The Face of Libertarianism in Australia

Libertarianism: It’s more than just Ron Paul. Dr Paul has done a lot for the liberty movement in the US, but libertarianism in Australia isn’t about the wholesale import of the American libertarian movement. Historically, Australia has never had a prevalent liberty movement, or even a significant political force that has prioritised freedom and small government for its own sake. It’s just not in our blood.

Australia’s political history demonstrates that no single party has a monopoly on freedom or the lack thereof. The White Australia Policy was bipartisan and its dismantling in the late 1960s and 1970s was also a bipartisan project. The growth of the surveillance state and espionage services has also received bipartisan support, as did involvement in the war in Afghanistan.
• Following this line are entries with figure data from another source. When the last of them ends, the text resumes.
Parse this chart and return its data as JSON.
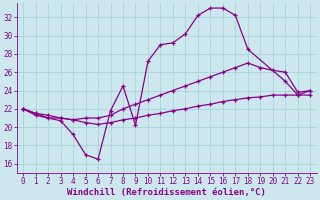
{
  "xlabel": "Windchill (Refroidissement éolien,°C)",
  "bg_color": "#cce8ee",
  "line_color": "#880088",
  "grid_color": "#aad4d8",
  "xlim": [
    -0.5,
    23.5
  ],
  "ylim": [
    15.0,
    33.5
  ],
  "yticks": [
    16,
    18,
    20,
    22,
    24,
    26,
    28,
    30,
    32
  ],
  "xticks": [
    0,
    1,
    2,
    3,
    4,
    5,
    6,
    7,
    8,
    9,
    10,
    11,
    12,
    13,
    14,
    15,
    16,
    17,
    18,
    19,
    20,
    21,
    22,
    23
  ],
  "line1_x": [
    0,
    1,
    3,
    4,
    5,
    6,
    7,
    8,
    9,
    10,
    11,
    12,
    13,
    14,
    15,
    16,
    17,
    18,
    21,
    22,
    23
  ],
  "line1_y": [
    22.0,
    21.3,
    20.7,
    19.2,
    17.0,
    16.5,
    21.8,
    24.5,
    20.2,
    27.2,
    29.0,
    29.2,
    30.2,
    32.2,
    33.0,
    33.0,
    32.2,
    28.5,
    25.0,
    23.5,
    24.0
  ],
  "line2_x": [
    0,
    1,
    2,
    3,
    4,
    5,
    6,
    7,
    8,
    9,
    10,
    11,
    12,
    13,
    14,
    15,
    16,
    17,
    18,
    19,
    20,
    21,
    22,
    23
  ],
  "line2_y": [
    22.0,
    21.5,
    21.0,
    21.0,
    20.8,
    21.0,
    21.0,
    21.3,
    22.0,
    22.5,
    23.0,
    23.5,
    24.0,
    24.5,
    25.0,
    25.5,
    26.0,
    26.5,
    27.0,
    26.5,
    26.2,
    26.0,
    23.8,
    24.0
  ],
  "line3_x": [
    0,
    1,
    2,
    3,
    4,
    5,
    6,
    7,
    8,
    9,
    10,
    11,
    12,
    13,
    14,
    15,
    16,
    17,
    18,
    19,
    20,
    21,
    22,
    23
  ],
  "line3_y": [
    22.0,
    21.5,
    21.3,
    21.0,
    20.8,
    20.5,
    20.3,
    20.5,
    20.8,
    21.0,
    21.3,
    21.5,
    21.8,
    22.0,
    22.3,
    22.5,
    22.8,
    23.0,
    23.2,
    23.3,
    23.5,
    23.5,
    23.5,
    23.5
  ],
  "fontsize_tick": 5.5,
  "fontsize_label": 6.5
}
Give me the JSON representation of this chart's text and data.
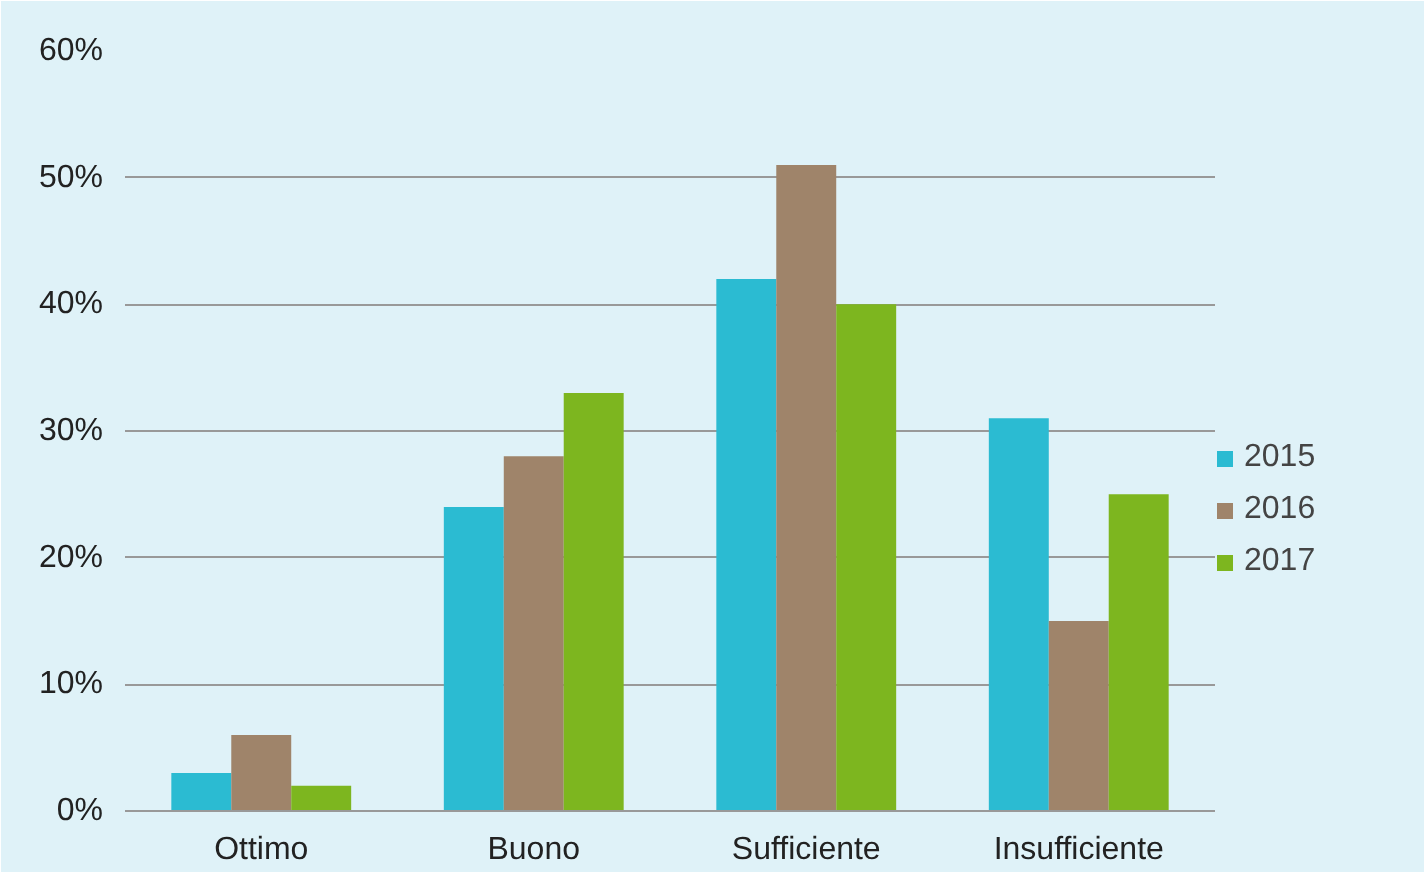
{
  "chart_data": {
    "type": "bar",
    "categories": [
      "Ottimo",
      "Buono",
      "Sufficiente",
      "Insufficiente"
    ],
    "series": [
      {
        "name": "2015",
        "color": "#2bbbd2",
        "values": [
          3,
          24,
          42,
          31
        ]
      },
      {
        "name": "2016",
        "color": "#9f846a",
        "values": [
          6,
          28,
          51,
          15
        ]
      },
      {
        "name": "2017",
        "color": "#7db61f",
        "values": [
          2,
          33,
          40,
          25
        ]
      }
    ],
    "ylim": [
      0,
      60
    ],
    "yticks": [
      {
        "value": 0,
        "label": "0%"
      },
      {
        "value": 10,
        "label": "10%"
      },
      {
        "value": 20,
        "label": "20%"
      },
      {
        "value": 30,
        "label": "30%"
      },
      {
        "value": 40,
        "label": "40%"
      },
      {
        "value": 50,
        "label": "50%"
      },
      {
        "value": 60,
        "label": "60%"
      }
    ],
    "grid": "y",
    "legend": "right"
  }
}
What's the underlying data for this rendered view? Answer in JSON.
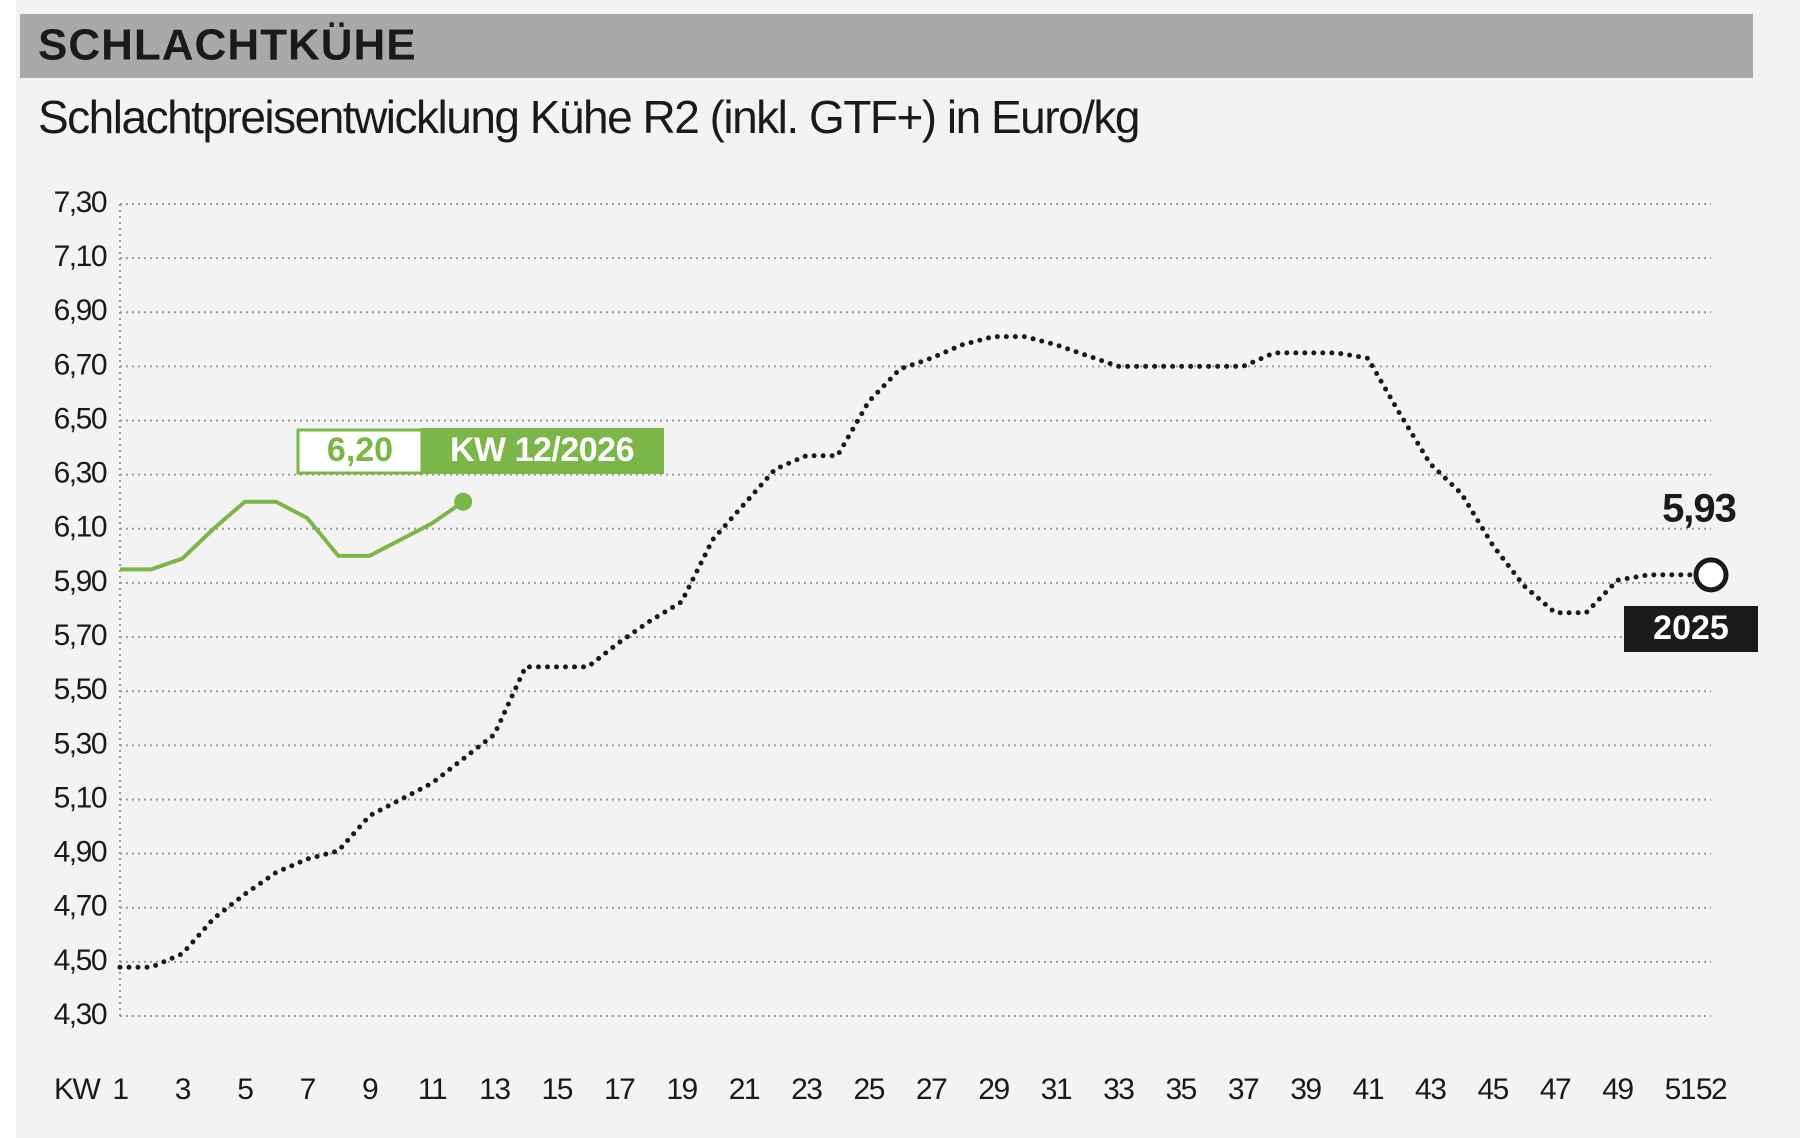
{
  "chart_data": {
    "type": "line",
    "header": "SCHLACHTKÜHE",
    "title": "Schlachtpreisentwicklung Kühe R2 (inkl. GTF+) in Euro/kg",
    "x_label": "KW",
    "xlim": [
      1,
      52
    ],
    "xticks": [
      1,
      3,
      5,
      7,
      9,
      11,
      13,
      15,
      17,
      19,
      21,
      23,
      25,
      27,
      29,
      31,
      33,
      35,
      37,
      39,
      41,
      43,
      45,
      47,
      49,
      51,
      52
    ],
    "ylim": [
      4.3,
      7.3
    ],
    "yticks": [
      {
        "value": 4.3,
        "label": "4,30"
      },
      {
        "value": 4.5,
        "label": "4,50"
      },
      {
        "value": 4.7,
        "label": "4,70"
      },
      {
        "value": 4.9,
        "label": "4,90"
      },
      {
        "value": 5.1,
        "label": "5,10"
      },
      {
        "value": 5.3,
        "label": "5,30"
      },
      {
        "value": 5.5,
        "label": "5,50"
      },
      {
        "value": 5.7,
        "label": "5,70"
      },
      {
        "value": 5.9,
        "label": "5,90"
      },
      {
        "value": 6.1,
        "label": "6,10"
      },
      {
        "value": 6.3,
        "label": "6,30"
      },
      {
        "value": 6.5,
        "label": "6,50"
      },
      {
        "value": 6.7,
        "label": "6,70"
      },
      {
        "value": 6.9,
        "label": "6,90"
      },
      {
        "value": 7.1,
        "label": "7,10"
      },
      {
        "value": 7.3,
        "label": "7,30"
      }
    ],
    "grid": true,
    "series": [
      {
        "name": "2025",
        "color": "#1a1a1a",
        "style": "dotted",
        "x": [
          1,
          2,
          3,
          4,
          5,
          6,
          7,
          8,
          9,
          10,
          11,
          12,
          13,
          14,
          15,
          16,
          17,
          18,
          19,
          20,
          21,
          22,
          23,
          24,
          25,
          26,
          27,
          28,
          29,
          30,
          31,
          32,
          33,
          34,
          35,
          36,
          37,
          38,
          39,
          40,
          41,
          42,
          43,
          44,
          45,
          46,
          47,
          48,
          49,
          50,
          51,
          52
        ],
        "values": [
          4.48,
          4.48,
          4.53,
          4.66,
          4.75,
          4.83,
          4.88,
          4.91,
          5.04,
          5.1,
          5.16,
          5.25,
          5.34,
          5.59,
          5.59,
          5.59,
          5.68,
          5.76,
          5.83,
          6.06,
          6.19,
          6.32,
          6.37,
          6.37,
          6.57,
          6.69,
          6.73,
          6.78,
          6.81,
          6.81,
          6.78,
          6.74,
          6.7,
          6.7,
          6.7,
          6.7,
          6.7,
          6.75,
          6.75,
          6.75,
          6.73,
          6.53,
          6.34,
          6.23,
          6.04,
          5.89,
          5.79,
          5.79,
          5.91,
          5.93,
          5.93,
          5.93
        ],
        "value_labels": [
          null,
          null,
          null,
          null,
          null,
          null,
          null,
          null,
          null,
          null,
          null,
          null,
          null,
          null,
          null,
          null,
          null,
          null,
          null,
          null,
          null,
          null,
          null,
          null,
          null,
          null,
          null,
          null,
          null,
          null,
          null,
          null,
          null,
          null,
          null,
          null,
          null,
          null,
          null,
          null,
          null,
          null,
          null,
          null,
          null,
          null,
          null,
          null,
          null,
          null,
          null,
          "5,93"
        ]
      },
      {
        "color": "#7ab648",
        "style": "solid",
        "x": [
          1,
          2,
          3,
          4,
          5,
          6,
          7,
          8,
          9,
          10,
          11,
          12
        ],
        "values": [
          5.95,
          5.95,
          5.99,
          6.1,
          6.2,
          6.2,
          6.14,
          6.0,
          6.0,
          6.06,
          6.12,
          6.2
        ],
        "value_labels": [
          null,
          null,
          null,
          null,
          null,
          null,
          null,
          null,
          null,
          null,
          null,
          "6,20"
        ]
      }
    ],
    "annotations": [
      {
        "text": "KW 12/2026"
      }
    ]
  }
}
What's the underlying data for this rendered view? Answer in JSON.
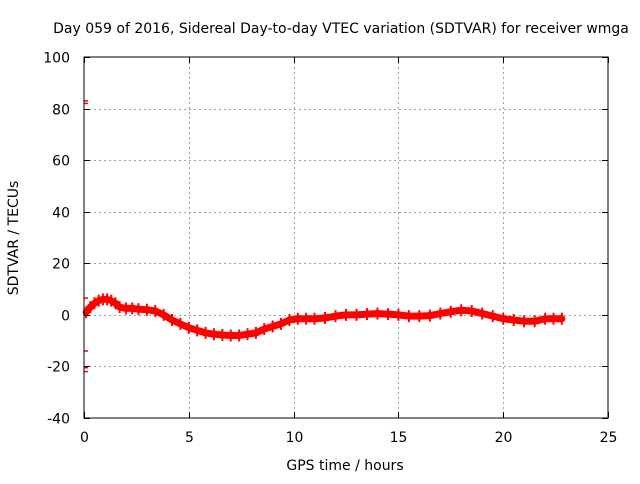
{
  "chart_data": {
    "type": "scatter",
    "title": "Day 059 of 2016, Sidereal Day-to-day VTEC variation (SDTVAR) for receiver wmga",
    "xlabel": "GPS time / hours",
    "ylabel": "SDTVAR / TECUs",
    "xlim": [
      0,
      25
    ],
    "ylim": [
      -40,
      100
    ],
    "x_ticks": [
      0,
      5,
      10,
      15,
      20,
      25
    ],
    "y_ticks": [
      -40,
      -20,
      0,
      20,
      40,
      60,
      80,
      100
    ],
    "x_tick_labels": [
      "0",
      "5",
      "10",
      "15",
      "20",
      "25"
    ],
    "y_tick_labels": [
      "-40",
      "-20",
      "0",
      "20",
      "40",
      "60",
      "80",
      "100"
    ],
    "grid": true,
    "series": [
      {
        "name": "SDTVAR",
        "color": "#ff0000",
        "x": [
          0.1,
          0.3,
          0.5,
          0.7,
          0.9,
          1.1,
          1.3,
          1.5,
          1.7,
          2.0,
          2.3,
          2.6,
          3.0,
          3.4,
          3.8,
          4.2,
          4.6,
          5.0,
          5.4,
          5.8,
          6.2,
          6.6,
          7.0,
          7.4,
          7.8,
          8.2,
          8.6,
          9.0,
          9.4,
          9.8,
          10.2,
          10.6,
          11.0,
          11.5,
          12.0,
          12.5,
          13.0,
          13.5,
          14.0,
          14.5,
          15.0,
          15.5,
          16.0,
          16.5,
          17.0,
          17.5,
          18.0,
          18.5,
          19.0,
          19.5,
          20.0,
          20.5,
          21.0,
          21.5,
          22.0,
          22.4,
          22.8
        ],
        "y": [
          1,
          3,
          4.5,
          5.5,
          6,
          6,
          5.5,
          4.5,
          3,
          2.5,
          2.5,
          2.2,
          2,
          1.5,
          0,
          -2,
          -3.5,
          -5,
          -6,
          -7,
          -7.5,
          -7.8,
          -8,
          -8,
          -7.5,
          -7,
          -5.5,
          -4.5,
          -3.5,
          -2,
          -1.5,
          -1.5,
          -1.5,
          -1.2,
          -0.5,
          0,
          0,
          0.3,
          0.5,
          0.3,
          0,
          -0.5,
          -0.5,
          -0.3,
          0.5,
          1.2,
          1.8,
          1.5,
          0.5,
          -0.5,
          -1.5,
          -2,
          -2.5,
          -2.5,
          -1.5,
          -1.5,
          -1.5
        ]
      }
    ],
    "outliers": [
      {
        "x": 0,
        "y": 83
      },
      {
        "x": 0,
        "y": 82
      },
      {
        "x": 0,
        "y": 6.5
      },
      {
        "x": 0,
        "y": -14
      },
      {
        "x": 0,
        "y": -20.5
      },
      {
        "x": 0,
        "y": -22
      }
    ]
  }
}
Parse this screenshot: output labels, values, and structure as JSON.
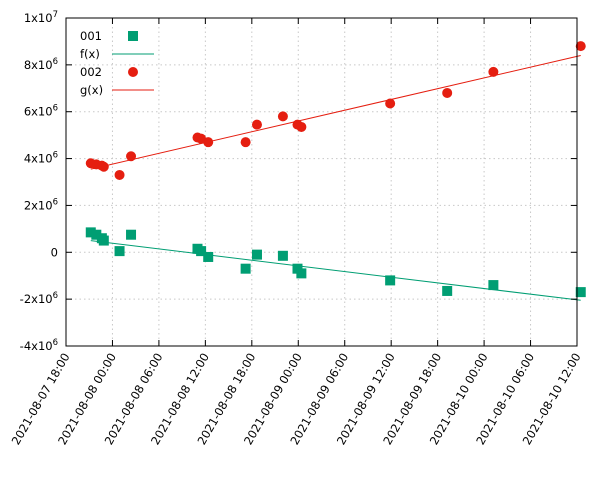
{
  "chart_data": {
    "type": "scatter",
    "title": "",
    "xlabel": "",
    "ylabel": "",
    "grid": true,
    "legend_position": "top-left",
    "xlim": [
      "2021-08-07 18:00",
      "2021-08-10 12:00"
    ],
    "ylim": [
      -4000000,
      10000000
    ],
    "x_tick_labels": [
      "2021-08-07 18:00",
      "2021-08-08 00:00",
      "2021-08-08 06:00",
      "2021-08-08 12:00",
      "2021-08-08 18:00",
      "2021-08-09 00:00",
      "2021-08-09 06:00",
      "2021-08-09 12:00",
      "2021-08-09 18:00",
      "2021-08-10 00:00",
      "2021-08-10 06:00",
      "2021-08-10 12:00"
    ],
    "y_ticks": [
      {
        "value": -4000000,
        "mantissa": "-4x10",
        "exp": "6"
      },
      {
        "value": -2000000,
        "mantissa": "-2x10",
        "exp": "6"
      },
      {
        "value": 0,
        "mantissa": "0",
        "exp": ""
      },
      {
        "value": 2000000,
        "mantissa": "2x10",
        "exp": "6"
      },
      {
        "value": 4000000,
        "mantissa": "4x10",
        "exp": "6"
      },
      {
        "value": 6000000,
        "mantissa": "6x10",
        "exp": "6"
      },
      {
        "value": 8000000,
        "mantissa": "8x10",
        "exp": "6"
      },
      {
        "value": 10000000,
        "mantissa": "1x10",
        "exp": "7"
      }
    ],
    "series": [
      {
        "name": "001",
        "marker": "square",
        "color": "#009e73",
        "x": [
          "2021-08-07 21:12",
          "2021-08-07 21:55",
          "2021-08-07 22:38",
          "2021-08-07 22:53",
          "2021-08-08 00:55",
          "2021-08-08 02:24",
          "2021-08-08 10:59",
          "2021-08-08 11:27",
          "2021-08-08 12:22",
          "2021-08-08 17:12",
          "2021-08-08 18:40",
          "2021-08-08 22:01",
          "2021-08-08 23:54",
          "2021-08-09 00:24",
          "2021-08-09 11:52",
          "2021-08-09 19:14",
          "2021-08-10 01:12",
          "2021-08-10 12:29"
        ],
        "y": [
          850000,
          750000,
          600000,
          500000,
          50000,
          750000,
          150000,
          50000,
          -200000,
          -700000,
          -100000,
          -150000,
          -700000,
          -900000,
          -1200000,
          -1650000,
          -1400000,
          -1700000
        ]
      },
      {
        "name": "f(x)",
        "style": "line",
        "color": "#009e73",
        "x": [
          "2021-08-07 21:12",
          "2021-08-10 12:29"
        ],
        "y": [
          500000,
          -2050000
        ]
      },
      {
        "name": "002",
        "marker": "circle",
        "color": "#e51e10",
        "x": [
          "2021-08-07 21:12",
          "2021-08-07 21:55",
          "2021-08-07 22:38",
          "2021-08-07 22:53",
          "2021-08-08 00:55",
          "2021-08-08 02:24",
          "2021-08-08 10:59",
          "2021-08-08 11:27",
          "2021-08-08 12:22",
          "2021-08-08 17:12",
          "2021-08-08 18:40",
          "2021-08-08 22:01",
          "2021-08-08 23:54",
          "2021-08-09 00:24",
          "2021-08-09 11:52",
          "2021-08-09 19:14",
          "2021-08-10 01:12",
          "2021-08-10 12:29"
        ],
        "y": [
          3800000,
          3750000,
          3700000,
          3650000,
          3300000,
          4100000,
          4900000,
          4850000,
          4700000,
          4700000,
          5450000,
          5800000,
          5450000,
          5350000,
          6350000,
          6800000,
          7700000,
          8800000
        ]
      },
      {
        "name": "g(x)",
        "style": "line",
        "color": "#e51e10",
        "x": [
          "2021-08-07 21:12",
          "2021-08-10 12:29"
        ],
        "y": [
          3550000,
          8400000
        ]
      }
    ]
  }
}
The modern Australian economy would be unrecognisable if it hadn’t been for the Hawke/Keating economic reforms, which also received bipartisan support.

The Australian Libertarian Society Friedman Conference, which took place on the weekend of the 6th and 7th of April, was principally organised by the Australian Taxpayers’ Alliance and the Australian Libertarian Society and intended to do what hadn’t yet really been done: bring people from across the libertarian tradition (classical liberals, monarchists and anarcho-capitalists alike) in order to grow the size and influence of the movement.

Reflecting the lack of a single wellspring of freedom, speakers at the conference included Cassandra Wilkinson of the NSW Labor Party, NSW Liberal MLC Dr Peter Phelps, Liberal Democrat Clinton Mead of Campbelltown Council in NSW, researchers from the Institute of Public Affairs and the Centre for Independent Studies, Dr Charles Richardson of and the ANU’s very own philosophy lecturer Dr Jeremy Shearmur (who unwittingly put me on this path in 2010 by mentioning ‘Friedrich Hayek’ in PHIL1004.) Jeremy charmed us all with a voice to rival David Attenborough and a wonderfully feather-ruffling talk on exporting the elderly to the Philippines.

The old symbol of the libertarian movement, since adopted by the paleoconservative Tea Party movement, of the coiled snake and the slogan “Don’t Tread on Me”, is emblematic of the establishment libertarian approach in the US. But that’s not what is happening here: it’s full of young people, for one. The new face of the liberty movement in Australia isn’t about the privileged defending their own rights at the expense of everybody else’s, but rather a desire to secure rights and liberty for all – “don’t tread on anyone”. The conference featured mainstream talks about the nanny state as well as more radical talks such as free banking and homeschooling, but all echoed the same principle – that liberty is the foundation of a socially just society, and state excess does and always has hurt the least well-off disproportionately whilst cementing the power of the elites. This is true for everything from the excise on cigarettes and alcohol to the complex regulatory requirements imposed on businesses, which large corporations can deal with easily enough whilst smaller would-be competitors are unable to fund such compliance and are locked out of the market. Freer trade and tariff reduction means that the less well-off can buy cheaper goods imported from overseas markets, produced in an environment of comparative advantage, which reduces their cost of living.

The purpose of the liberty movement in Australia is to strengthen all individuals and society against the coercive power of government. It’s to reduce the role of government in all areas of people’s lives: more civil liberties, less taxation, and freer personal lifestyle choices.

I think Australia could do with a little more liberty.